このような影響は懲戒解雇と変わりないデメリットであるといえます。

以上の説明を分かりやすくするため、図にまとめておきます。

メリット デメリット
会社側 訴訟リスクを下げられる 解雇規制があることは変わらない
社内秩序への悪影響
従業員側 懲戒解雇を避けられる 再就職や失業保険に一定の影響が出る可能性あり

 

 

諭旨解雇の判例

諭旨解雇が無効とされた事例(東京地方裁判所平成27年12月15日)

鉄道会社に勤務していた労働者が、同社の運行する路線で勤務時間外に痴漢を行なったことを理由に下された諭旨解雇の有効性が争われた裁判例があります。
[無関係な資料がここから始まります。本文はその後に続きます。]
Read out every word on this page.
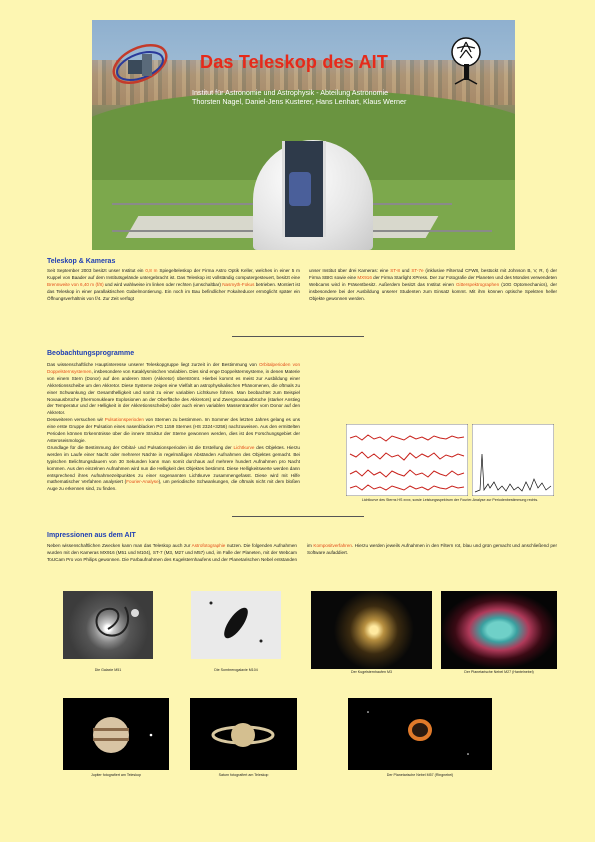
Das Teleskop des AIT
Institut für Astronomie und Astrophysik - Abteilung Astronomie
Thorsten Nagel, Daniel-Jens Kusterer, Hans Lenhart, Klaus Werner
Teleskop & Kameras
Seit September 2003 besitzt unser Institut ein 0,8 m Spiegelteleskop der Firma Astro Optik Keller, welches in einer 5 m Kuppel von Baader auf dem Institutsgelände untergebracht ist. Das Teleskop ist vollständig computergesteuert, besitzt eine Brennweite von 6,40 m (f/8) und wird wahlweise im linken oder rechten (umschaltbar) Nasmyth-Fokus betrieben. Montiert ist das Teleskop in einer parallaktischen Gabelmontierung. Ein noch im Bau befindlicher Fokalreducer ermöglicht später ein Öffnungsverhältnis von f/4. Zur Zeit verfügt
unser Institut über drei Kameras: eine ST-8 und ST-7e (inklusive Filterrad CFW8, bestückt mit Johnson B, V, R, I) der Firma SBIG sowie eine MX916 der Firma Starlight XPress. Der zur Fotografie der Planeten und des Mondes verwendeten Webcams wird in Präsentbesitz. Außerdem besitzt das Institut einen Gitterspektrographen (10G Optomechanics), der insbesondere bei der Ausbildung unserer Studenten zum Einsatz kommt. Mit ihm können optische Spektren heller Objekte gewonnen werden.
Beobachtungsprogramme
Das wissenschaftliche Hauptinteresse unserer Teleskopgruppe liegt zurzeit in der Bestimmung von Orbitalperioden von Doppelsternsystemen, insbesondere von Kataklysmischen Variablen. Dies sind enge Doppelsternsysteme, in denen Materie von einem Stern (Donor) auf den anderen Stern (Akkretor) überströmt. Hierbei kommt es meist zur Ausbildung einer Akkretionsscheibe um den Akkretor. Diese Systeme zeigen eine Vielfalt an astrophysikalischen Phänomenen, die oftmals zu einer Schwankung der Gesamthelligkeit und somit zu einer variablen Lichtkurve führen. Man beobachtet zum Beispiel Novaausbrüche (thermonukleare Explosionen an der Oberfläche des Akkretors) und Zwergnovaausbrüche (starker Anstieg der Temperatur und der Helligkeit in der Akkretionsscheibe) oder auch einen variablen Massentransfer vom Donor auf den Akkretor.
Desweiteren versuchen wir Pulsationsperioden von Sternen zu bestimmen. Im Sommer des letzten Jahres gelang es uns eine erste Gruppe der Pulsation eines nasenblacken PG 1159 Sternes (HS 2324+3256) nachzuweisen. Aus den ermittelten Perioden können Erkenntnisse über die innere Struktur der Sterne gewonnen werden, dies ist des Forschungsgebiet der Asteroseismologie.
Grundlage für die Bestimmung der Orbital- und Pulsationsperioden ist die Erstellung der Lichtkurve des Objektes. Hierzu werden im Laufe einer Nacht oder mehrerer Nächte in regelmäßigen Abständen Aufnahmen des Objektes gemacht. Bei typischen Belichtungsdauern von 30 Sekunden kann man somit durchaus auf mehrere hundert Aufnahmen pro Nacht kommen. Aus den einzelnen Aufnahmen wird nun die Helligkeit des Objektes bestimmt. Diese Helligkeitswerte werden dann entsprechend ihres Aufnahmezeitpunktes zu einer sogenannten Lichtkurve zusammengefasst. Diese wird mit Hilfe mathematischer Verfahren analysiert (Fourier-Analyse), um periodische Schwankungen, die oftmals nicht mit dem bloßen Auge zu erkennen sind, zu finden.
Lichtkurve des Sterns HS xxxx, sowie Leistungsspektrum der Fourier-Analyse zur Periodenbestimmung rechts.
Impressionen aus dem AIT
Neben wissenschaftlichen Zwecken kann man das Teleskop auch zur Astrofotographie nutzen. Die folgenden Aufnahmen wurden mit den Kameras MX916 (M51 und M104), ST-7 (M3, M27 und M57) und, im Falle der Planeten, mit der Webcam ToUCam Pro von Philips gewonnen. Die Farbaufnahmen des Kugelsternhaufens und der Planetarischen Nebel entstanden im Kompositverfahren. Hierzu werden jeweils Aufnahmen in den Filtern rot, blau und grün gemacht und anschließend per Software aufaddiert.
Die Galaxie M51	Die Sombrerogalaxie M104	Der Kugelsternhaufen M3	Der Planetarische Nebel M27 (Hantelnebel)
Jupiter fotografiert am Teleskop	Saturn fotografiert am Teleskop	Der Planetarische Nebel M57 (Ringnebel)
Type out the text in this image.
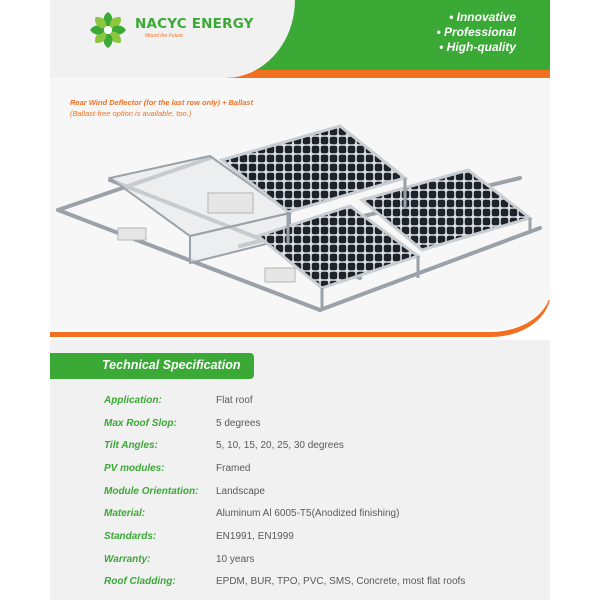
NACYC ENERGY
Mount the Future
• Innovative
• Professional
• High-quality
Rear Wind Deflector (for the last row only) + Ballast
(Ballast-free option is available, too.)
Technical Specification
Application:	Flat roof
Max Roof Slop:	5 degrees
Tilt Angles:	5, 10, 15, 20, 25, 30 degrees
PV modules:	Framed
Module Orientation: Landscape
Material:	Aluminum Al 6005-T5(Anodized finishing)
Standards:	EN1991, EN1999
Warranty:	10 years
Roof Cladding:	EPDM, BUR, TPO, PVC, SMS, Concrete, most flat roofs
私生活上の非行であっても懲戒対象となる可能性はもちろんあります。

しかしながら、この事例では、痴漢の中でも悪質性が比較的低いものであり、報道等による鉄道会社への悪影響もなかったことや懲戒処分決定に至る判断基準や手続きが不適切ないし不十分であったこと等を挙げて、諭旨解雇という処分は重すぎるという判断が下されています。

このように従業員が勤務時間外に犯罪行為を行った場合であっても、企業への悪影響の程度が低かったり、懲戒処分を決める流れに不備があったりすると、諭旨解雇が無効であると判断されることもあり得ます。

諭旨解雇が無効とされた場合には、会社は解雇した従業員の雇用を継続しなければならないだけでなく、諭旨解雇の時点から判決に至るまでの給与を支払うことになってしまいます。

個別の事案に応じて重すぎる処分とならないよう、慎重な検討の上で諭旨解雇を行わなければならないことが分かるのではないでしょうか。

 

 

諭旨解雇についてのQ&A

諭旨解雇を拒否したらどうなる?

諭旨解雇を拒否した場合、懲戒解雇(公務員は懲戒免職)されるリスクがあります。

もちろん、懲戒解雇は懲戒処分の中で極刑にあたるものであり、よほどの理由がないとできません。

正当な理由がなく懲戒解雇を行うと、当該処分は無効となる可能性もあります。

しかし、諭旨解雇を行う事案は、そもそも懲戒解雇相当と判断されている状況です。

そのため、諭旨解雇を拒否した場合、会社から懲戒解雇される可能性があると考えるべきでしょう。

 

 

まとめ

以上のとおり、諭旨解雇は懲戒解雇の次に重い処分ですから、従業員への不利益が大きい重大な処分になります。

会社としては、従業員の問題行為を把握し、諭旨解雇を行うことを検討した場合には、関係者への聞き取り等の調査を行い、証拠を集め、諭旨解雇相当の事案であるか否かを慎重に検討しなければなりません。

諭旨解雇を行うことが出来るかどうかの判断に悩まれた場合や、従業員から諭旨解雇が無効であると争われている場合には、労働問題に詳しい弁護士に相談されることをお勧めします。